DUMPSTERFIRE cut a nice figure through the middle of the grid.



  1. 14:23
    I enjoyed this one! Thought first of Tycho Brahe instead of COPERNICUS. Sure, Tycho had the planets orbiting the Sun, but he had the sun orbiting the Earth. Psycho. And I wish I had been able to come up with VITRUVIANMAN without quite so many crosses. At least I put in the final "MAN" immediately, and, as Frannie so nicely points out, I did drop in GAMETHEORY. I read up on that a bit long before that Nash movie came out, but it gets real complicated...

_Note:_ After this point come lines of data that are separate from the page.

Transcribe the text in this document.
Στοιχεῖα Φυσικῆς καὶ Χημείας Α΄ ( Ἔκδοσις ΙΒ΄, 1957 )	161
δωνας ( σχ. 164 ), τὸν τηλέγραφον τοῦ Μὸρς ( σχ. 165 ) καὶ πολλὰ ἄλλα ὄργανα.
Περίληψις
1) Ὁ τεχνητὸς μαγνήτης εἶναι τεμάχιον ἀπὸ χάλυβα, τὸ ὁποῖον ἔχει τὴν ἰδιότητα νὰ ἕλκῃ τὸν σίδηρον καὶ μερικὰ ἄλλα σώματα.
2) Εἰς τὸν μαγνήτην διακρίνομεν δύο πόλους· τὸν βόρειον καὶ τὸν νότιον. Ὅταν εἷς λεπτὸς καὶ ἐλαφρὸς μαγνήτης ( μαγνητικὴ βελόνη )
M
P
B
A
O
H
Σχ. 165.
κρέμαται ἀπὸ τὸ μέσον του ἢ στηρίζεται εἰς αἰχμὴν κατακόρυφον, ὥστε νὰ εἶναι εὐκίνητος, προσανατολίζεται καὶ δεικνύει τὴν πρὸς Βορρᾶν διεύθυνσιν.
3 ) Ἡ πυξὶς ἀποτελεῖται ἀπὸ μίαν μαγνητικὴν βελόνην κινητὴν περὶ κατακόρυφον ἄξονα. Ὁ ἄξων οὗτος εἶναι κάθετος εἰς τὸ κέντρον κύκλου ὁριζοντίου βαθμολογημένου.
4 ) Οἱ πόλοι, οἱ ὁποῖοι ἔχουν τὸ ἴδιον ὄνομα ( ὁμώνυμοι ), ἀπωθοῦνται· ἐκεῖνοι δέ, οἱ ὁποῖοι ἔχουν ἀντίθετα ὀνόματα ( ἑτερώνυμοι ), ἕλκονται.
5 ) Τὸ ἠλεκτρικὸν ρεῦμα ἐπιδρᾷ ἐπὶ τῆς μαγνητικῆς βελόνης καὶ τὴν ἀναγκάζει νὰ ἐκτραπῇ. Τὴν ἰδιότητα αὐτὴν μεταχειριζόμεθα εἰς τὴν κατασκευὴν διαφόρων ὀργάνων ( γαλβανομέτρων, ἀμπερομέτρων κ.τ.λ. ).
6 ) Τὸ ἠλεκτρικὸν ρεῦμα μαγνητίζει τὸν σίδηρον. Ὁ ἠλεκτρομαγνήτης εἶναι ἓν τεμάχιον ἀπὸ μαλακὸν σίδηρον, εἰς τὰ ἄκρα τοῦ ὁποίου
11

    Lastly, I got FUTURES, as I'm sure we all did, because of the movie "Trading Places." Hah!

  2. 9:07
    Excellent puzzle. I love the Shia LABEOUF clue, but am very glad I already had the ___EO__ in place, or I would have spelled it incorrectly for certain. I love the trio of GAMETHEORY, AREWEALONE, and SIDESWIPED. Best area of the puzzle.

  3. 21:41 (FWOE)
    Unfortunately, I didn't get the LABEOUF thing, and thought that nABEOUF was perfectly reasonable, as nEHI is often seen in crosswords. Anyway, I did drop GAMETHEORY in off of the clue, and COPERNICUS went right in, too. Like Horace, I needed quite a few crosses for VITRUVIANMAN, and all of them for SVETLANA. Too bad INIGO wasn't clued with Montoya.

  4. 14:00
    OK, so we were sitting at dinner and somehow the daily puzzle came up. I mentioned how "Shia who's not a Muslim" hadn't fooled me for a second. It fooled the boys, but only because I pronounced it like the clue hoped I would. They groaned when I pronounced it as LABEOUF would, they knowing him from Indiana Jones, et al. But we had, like Horace and Huygens, had difficulty coming up with VITRUVIANMAN, even with several crosses in place. So we asked the boys if they knew what Da Vinci's man in a circle illustration is called. You'll be pleased that both knew it, no crosses, so to speak.